Detroit Lions: Offensive Line Could Be A Force In 2017

January 16, 2016; Glendale, AZ, USA; Green Bay Packers guard T.J. Lang (70) blocks Arizona Cardinals nose tackle Rodney Gunter (95) during the second quarter in a NFC Divisional round playoff game at University of Phoenix Stadium. The Cardinals defeated the Packers 26-20 in overtime. Mandatory Credit: Kyle Terada-USA TODAY Sports

After a flurry of free agent activity, the Detroit Lions offensive line is set up to be a potentially dominant unit in 2017.

Bob Quinn isn’t fooling around. While we are only a week into the new league year, the Detroit Lions second-year general manager isn’t wasting any time making changes to the organization. As far as assembling an NFL roster is concerned, it’s clear that Quinn believes teams are built from the trenches, and the amount of time and resources he has devoted to the offensive line during his tenure in the Motor City is proof positive of this.

Quinn comes from a New England Patriots franchise that has always prioritized placing a strong offensive line in front of quarterback Tom Brady. Thus, it should come as no surprise that the majority of the team’s free agent maneuvering has been carried out with an eye to doing the same for Matthew Stafford.

Going into the 2017 offseason, it was clear that the Lions were facing a dire situation. With both right guard Larry Warford and right tackle Riley Reiff headed for free agency, it seemed possible, if not likely, that the Lions were about to lose the entire right side of the offensive line. Ultimately, all of that speculation was proven to be accurate, and both Warford and Reiff signed big money deals elsewhere.

Warford agreed to a four-year, $34.5 million contract with the New Orleans Saints, good for an average annual salary of $8.5 million. Reiff, on the other hand, inked a five-year, $58.75 million pact with the Minnesota Vikings, which equates to an average annual salary of $11.75 million, with $26.3 million in guarantees to go along with it.

If the Vikings are comfortable paying Reiff that kind of money, it’s clear that they intend to play him at left tackle. The Lions, on the other hand, did not. Reiff was moved to the right side after the team spent the 16th overall pick in the 2016 NFL Draft on Ohio State tackle Taylor Decker. The Lions have Decker locked up at a very reasonable price for at least three more seasons (at which point the team would re-sign him or exercise his fifth-year option in 2020) and the organization views him as a building block on Stafford’s blindside.

So with Warford and Reiff signing elsewhere, what would be the future of the Lions’ offensive line?
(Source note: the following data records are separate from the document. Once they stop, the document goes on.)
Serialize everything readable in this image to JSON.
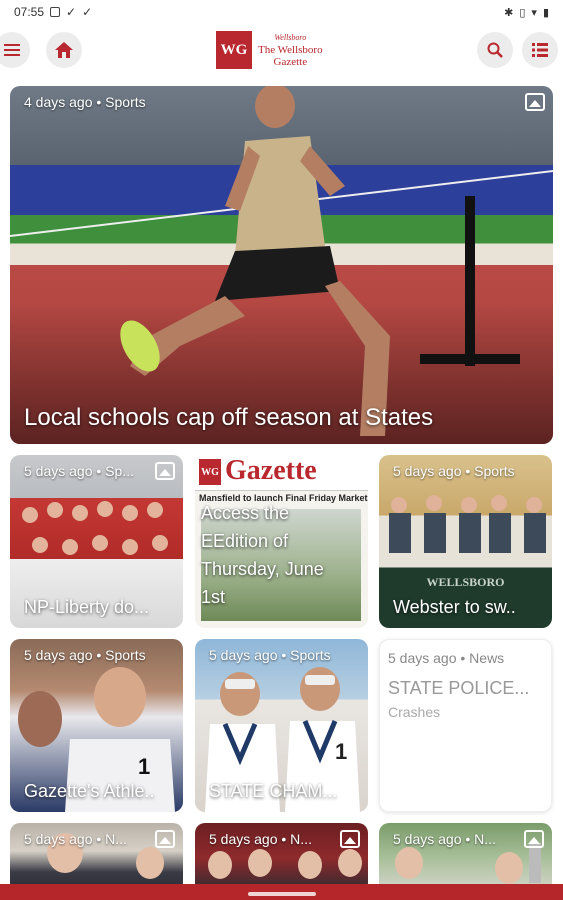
{
  "status_bar": {
    "time": "07:55"
  },
  "header": {
    "menu_icon": "hamburger-icon",
    "home_icon": "home-icon",
    "search_icon": "search-icon",
    "list_icon": "list-icon",
    "logo_initials": "WG",
    "logo_small": "Wellsboro",
    "logo_line1": "The Wellsboro",
    "logo_line2": "Gazette"
  },
  "colors": {
    "brand": "#b8282e"
  },
  "hero": {
    "meta": "4 days ago • Sports",
    "headline": "Local schools cap off season at States"
  },
  "cards": [
    {
      "meta": "5 days ago • Sp...",
      "headline": "NP-Liberty do...",
      "has_image_badge": true
    },
    {
      "masthead": "Gazette",
      "masthead_brand": "WG",
      "strap": "Mansfield to launch Final Friday Markets",
      "headline_lines": [
        "Access the",
        "EEdition of",
        "Thursday, June",
        "1st"
      ]
    },
    {
      "meta": "5 days ago • Sports",
      "headline": "Webster to sw..",
      "sign": "WELLSBORO"
    },
    {
      "meta": "5 days ago • Sports",
      "headline": "Gazette's Athle..",
      "jersey": "1"
    },
    {
      "meta": "5 days ago • Sports",
      "headline": "STATE CHAM...",
      "jersey": "1"
    },
    {
      "meta": "5 days ago • News",
      "title": "STATE POLICE...",
      "subtitle": "Crashes"
    },
    {
      "meta": "5 days ago • N...",
      "has_image_badge": true
    },
    {
      "meta": "5 days ago • N...",
      "has_image_badge": true
    },
    {
      "meta": "5 days ago • N...",
      "has_image_badge": true
    }
  ]
}
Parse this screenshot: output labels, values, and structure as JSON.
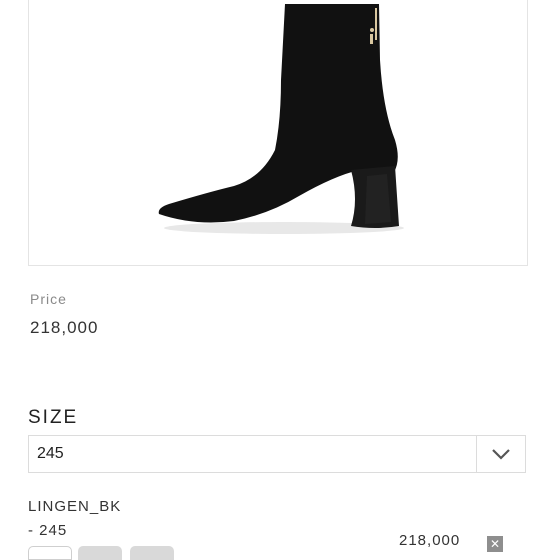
{
  "product": {
    "image_alt": "black sock ankle boot with block heel",
    "price_label": "Price",
    "price_value": "218,000"
  },
  "size": {
    "heading": "SIZE",
    "selected": "245"
  },
  "selected_option": {
    "name": "LINGEN_BK",
    "size": "- 245",
    "price": "218,000",
    "remove_symbol": "✕"
  },
  "colors": {
    "border": "#dcdcdc",
    "label_gray": "#8a8a8a",
    "remove_bg": "#8e8e8e"
  }
}
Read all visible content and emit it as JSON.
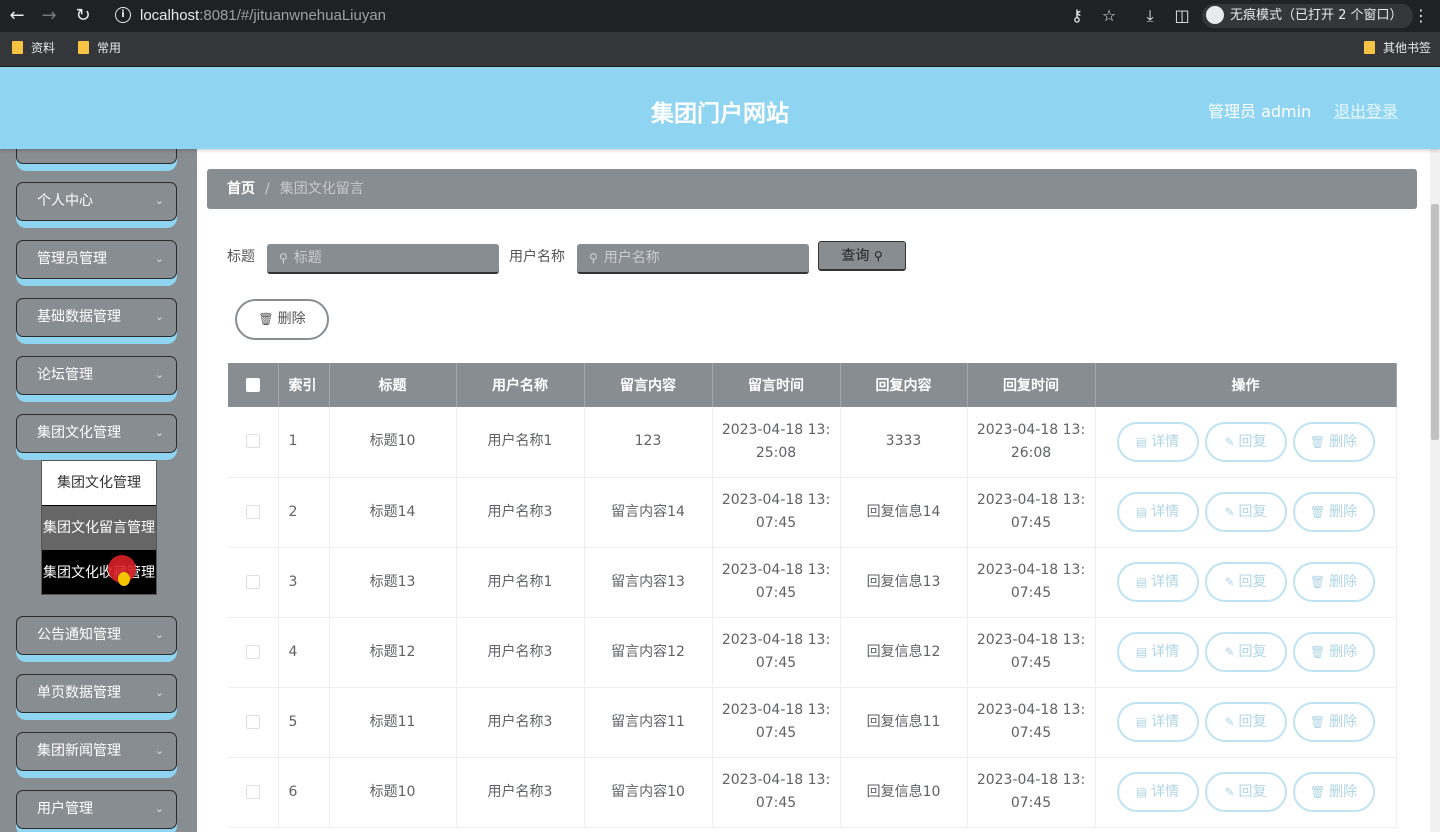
{
  "browser": {
    "url_host": "localhost",
    "url_rest": ":8081/#/jituanwnehuaLiuyan",
    "incognito_label": "无痕模式（已打开 2 个窗口）",
    "bookmarks": [
      "资料",
      "常用"
    ],
    "other_bookmarks": "其他书签"
  },
  "header": {
    "title": "集团门户网站",
    "admin_label": "管理员 admin",
    "logout_label": "退出登录"
  },
  "sidebar": {
    "items": [
      {
        "label": "个人中心"
      },
      {
        "label": "管理员管理"
      },
      {
        "label": "基础数据管理"
      },
      {
        "label": "论坛管理"
      },
      {
        "label": "集团文化管理"
      },
      {
        "label": "公告通知管理"
      },
      {
        "label": "单页数据管理"
      },
      {
        "label": "集团新闻管理"
      },
      {
        "label": "用户管理"
      }
    ],
    "submenu": [
      {
        "label": "集团文化管理"
      },
      {
        "label": "集团文化留言管理"
      },
      {
        "label": "集团文化收藏管理"
      }
    ]
  },
  "breadcrumb": {
    "home": "首页",
    "separator": "/",
    "current": "集团文化留言"
  },
  "filters": {
    "title_label": "标题",
    "title_placeholder": "标题",
    "user_label": "用户名称",
    "user_placeholder": "用户名称",
    "query_label": "查询"
  },
  "actions": {
    "delete_label": "删除"
  },
  "table": {
    "headers": [
      "索引",
      "标题",
      "用户名称",
      "留言内容",
      "留言时间",
      "回复内容",
      "回复时间",
      "操作"
    ],
    "row_buttons": {
      "detail": "详情",
      "reply": "回复",
      "delete": "删除"
    },
    "rows": [
      {
        "index": "1",
        "title": "标题10",
        "user": "用户名称1",
        "content": "123",
        "time_a": "2023-04-18 13:",
        "time_b": "25:08",
        "reply": "3333",
        "rtime_a": "2023-04-18 13:",
        "rtime_b": "26:08"
      },
      {
        "index": "2",
        "title": "标题14",
        "user": "用户名称3",
        "content": "留言内容14",
        "time_a": "2023-04-18 13:",
        "time_b": "07:45",
        "reply": "回复信息14",
        "rtime_a": "2023-04-18 13:",
        "rtime_b": "07:45"
      },
      {
        "index": "3",
        "title": "标题13",
        "user": "用户名称1",
        "content": "留言内容13",
        "time_a": "2023-04-18 13:",
        "time_b": "07:45",
        "reply": "回复信息13",
        "rtime_a": "2023-04-18 13:",
        "rtime_b": "07:45"
      },
      {
        "index": "4",
        "title": "标题12",
        "user": "用户名称3",
        "content": "留言内容12",
        "time_a": "2023-04-18 13:",
        "time_b": "07:45",
        "reply": "回复信息12",
        "rtime_a": "2023-04-18 13:",
        "rtime_b": "07:45"
      },
      {
        "index": "5",
        "title": "标题11",
        "user": "用户名称3",
        "content": "留言内容11",
        "time_a": "2023-04-18 13:",
        "time_b": "07:45",
        "reply": "回复信息11",
        "rtime_a": "2023-04-18 13:",
        "rtime_b": "07:45"
      },
      {
        "index": "6",
        "title": "标题10",
        "user": "用户名称3",
        "content": "留言内容10",
        "time_a": "2023-04-18 13:",
        "time_b": "07:45",
        "reply": "回复信息10",
        "rtime_a": "2023-04-18 13:",
        "rtime_b": "07:45"
      }
    ]
  },
  "colors": {
    "header_bg": "#8fd5f1",
    "sidebar_bg": "#888d92",
    "button_outline": "#bfe3f1"
  }
}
Ultimately, Quinn had a plan, and his team-building philosophy was on full display when the Lions made one of the biggest splashes in the early going of free agency. In fact, Quinn had found Reiff’s replacement before his deal with the Vikings had even been consummated. As the new league year began, the Lions signed former Baltimore Raven Ricky Wagner to a five-year, $47.5 million contract that made him the NFL’s highest-paid right tackle.

Without question, this is huge money for an offensive tackle, but Wagner was generally regarded as one of the very best free agent options. And considering what other offensive tackles were paid on the open market, the deal seems much more reasonable. With Wagner in place, the immediate expectation was that 2015 first-round pick Laken Tomlinson and 2016 fifth-rounder Joe Dahl would compete to fill the void Warford left at right guard, and that Quinn had made the best of the situation he was faced with.

But he wasn’t done yet.

Quinn’s next move arguably made an even bigger splash than the Wagner signing, as he moved to lock up former Green Bay Packers guard T.J. Lang. Lang was one of the very best interior linemen available this year, and bringing him into the mix was a huge coup for the second year general manager.

As a result of all of these moves, the Lions could very well boast of the NFL’s best offensive lines in 2017. Stafford will likely enjoy the best protection of his career, and the new additions will provide a boost to Ameer Abdullah and the running game. Decker will be back as the team’s franchise left tackle, while 2016 third-round pick Graham Glasgow will likely occupy the left guard position after showing promise in his rookie year. Travis Swanson will remain at center, and of course, Lang and Wagner will slide into their positions on the right side. With Tomlinson and Dahl providing depth on the interior, and Cornelius Lucas and Corey Robinson operating as potential swing tackles, the new Detroit Lions offensive line looks the best it has in years.

Somehow, the Lions were able to upgrade on both of the players they lost in free agency, while still paying the newcomers less per season combined than what Reiff and Warford received as free agents. No one would argue that Wagner and Lang aren’t being compensated handsomely, but looking at the raw data, it’s hard to argue that this has been one of Quinn’s greatest successes to this point in his young career.

With a stable offensive line in place, the Lions can prioritize  upgrading the defense in the NFL Draft, improving the team’s talent base even further. If the Lions are successful in 2017, the moves Quinn made this March will likely be remembered as the catalyst.